El fuego estaba apagándose. Lo alimenté y enseguida las llamas se levantaron.

-          ¡Gracias, hombre! Lo he visto por aquí algunas veces, pero no es del pueblo ¿verdad?

-          No, hace dos años compré una casa aquí.

-          ¿Qué casa?

-          Una que está en la calle de la presa, la que tiene un arco en la entrada.

-          Esa era la de Alonso, el pastor. Hace mucho que murió…

-          Sí, se la compré a sus hijos.

-          ¿Quiere tomar un vino?

No quise hacerle un desprecio y asentí con la cabeza. Me di cuenta, además, de que agradecía la compañía.

-          Sírvase usted mismo. Está en la alacena. No sé si siquiera podré sostener la botella. Debajo hay chorizo, jamón y queso. Y pan…

-          No hace falta. Con el vino, vale.

-          ¡Venga, hombre! Así ya va cenao pa casa.

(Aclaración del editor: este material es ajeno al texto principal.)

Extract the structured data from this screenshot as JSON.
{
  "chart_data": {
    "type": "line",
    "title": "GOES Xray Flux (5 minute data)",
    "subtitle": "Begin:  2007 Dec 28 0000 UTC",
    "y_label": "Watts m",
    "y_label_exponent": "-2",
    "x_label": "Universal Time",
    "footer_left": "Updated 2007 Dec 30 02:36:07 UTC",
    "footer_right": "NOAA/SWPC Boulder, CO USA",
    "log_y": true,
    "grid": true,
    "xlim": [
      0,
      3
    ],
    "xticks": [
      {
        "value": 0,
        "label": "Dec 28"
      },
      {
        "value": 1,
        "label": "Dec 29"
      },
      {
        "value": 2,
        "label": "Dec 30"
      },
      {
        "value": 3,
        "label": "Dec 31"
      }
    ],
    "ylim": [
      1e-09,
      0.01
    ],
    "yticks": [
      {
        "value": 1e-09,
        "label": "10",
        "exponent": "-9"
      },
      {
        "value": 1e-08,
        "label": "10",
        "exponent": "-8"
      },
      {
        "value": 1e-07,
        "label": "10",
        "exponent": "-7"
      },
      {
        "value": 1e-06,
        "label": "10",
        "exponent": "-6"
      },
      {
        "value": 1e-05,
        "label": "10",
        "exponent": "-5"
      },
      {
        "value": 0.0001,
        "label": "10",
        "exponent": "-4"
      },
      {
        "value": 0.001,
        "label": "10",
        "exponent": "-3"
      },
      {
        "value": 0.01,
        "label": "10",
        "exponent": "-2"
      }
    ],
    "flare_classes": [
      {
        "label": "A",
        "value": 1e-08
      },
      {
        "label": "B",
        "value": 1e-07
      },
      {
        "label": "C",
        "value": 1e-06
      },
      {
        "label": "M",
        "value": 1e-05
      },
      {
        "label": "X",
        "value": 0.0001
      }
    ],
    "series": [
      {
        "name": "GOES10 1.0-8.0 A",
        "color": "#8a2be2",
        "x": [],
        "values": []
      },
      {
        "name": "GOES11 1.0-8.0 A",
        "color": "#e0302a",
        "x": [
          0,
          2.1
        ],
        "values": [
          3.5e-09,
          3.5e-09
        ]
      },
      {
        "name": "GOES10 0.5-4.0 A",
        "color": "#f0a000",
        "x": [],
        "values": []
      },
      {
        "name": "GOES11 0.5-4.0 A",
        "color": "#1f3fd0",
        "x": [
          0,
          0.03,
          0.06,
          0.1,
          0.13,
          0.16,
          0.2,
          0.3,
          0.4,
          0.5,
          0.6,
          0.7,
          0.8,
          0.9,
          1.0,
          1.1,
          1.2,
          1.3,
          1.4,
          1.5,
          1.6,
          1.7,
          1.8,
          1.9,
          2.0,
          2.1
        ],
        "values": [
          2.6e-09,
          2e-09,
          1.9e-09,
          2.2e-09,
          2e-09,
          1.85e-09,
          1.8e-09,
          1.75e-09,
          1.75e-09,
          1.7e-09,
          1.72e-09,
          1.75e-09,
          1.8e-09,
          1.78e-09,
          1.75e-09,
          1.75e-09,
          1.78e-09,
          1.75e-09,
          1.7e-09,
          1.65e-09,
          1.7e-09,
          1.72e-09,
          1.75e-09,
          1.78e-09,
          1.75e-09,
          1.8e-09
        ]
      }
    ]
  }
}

Cogí la frasca de vino y dos vasos. Saqué las viandas, corté unas rodajas de chorizo y unos trozos de queso y extendí unas lonchas de jamón envueltas en un papel grasiento. Él miró mi mascarilla:

-          Puede quitarse el chisme ese. Yo no le voy a contagiar: no he salido de aquí. La comida me la trae un chaval de la tienda. Y no tenga miedo de contagiarme a mí: si me muero, acabo ya de una puta vez con esta mierda de dolores.

-          ¡No diga eso!

Nos pusimos a comer y el vino le animó a hablar. Me preguntó por mi vida: le conté que era divorciado con dos hijos adolescentes. Él me dijo que su mujer había muerto hacía seis años y que no habían tenido hijos. Vivía solo desde entonces y no había echado de menos la compañía, pero la caída le “había jodido” del todo. Aparte de los brazos, tenía contusiones por todo el cuerpo y la cadera le dolía a rabiar: por eso cojeaba tanto. Iba a cumplir 80 años, le dije que nos los aparentaba (era verdad). Me contestó que todavía estaba fuerte hasta “la puta mala suerte de caerse”.

Cada vez estaba más charlatán y yo más achispado por el vino. Habíamos dado cuenta ya de una frasca entera y me pidió que cogiera otra. Me contó casi toda su vida: había sido el herrero del pueblo y, cuando este oficio dejó de necesitarse, se dedicó a la chatarra: un oficio duro, pero que daba sus buenas pesetas. Me dijo orgulloso que no se había retirado hasta que su mujer murió cuando él tenía 73 años, “¡y levantaba más peso que cualquier joven del pueblo!”

El tiempo fue pasando entre risas e historias y ni siquiera nos habíamos percatado de que la nieve estaba cayendo con fuerza. Estábamos bastante borrachos, pero yo todavía podía controlar más o menos. El viejo estaba medio adormilado y apenas se sujetaba en la silla. Pensé que no podía dejarlo así.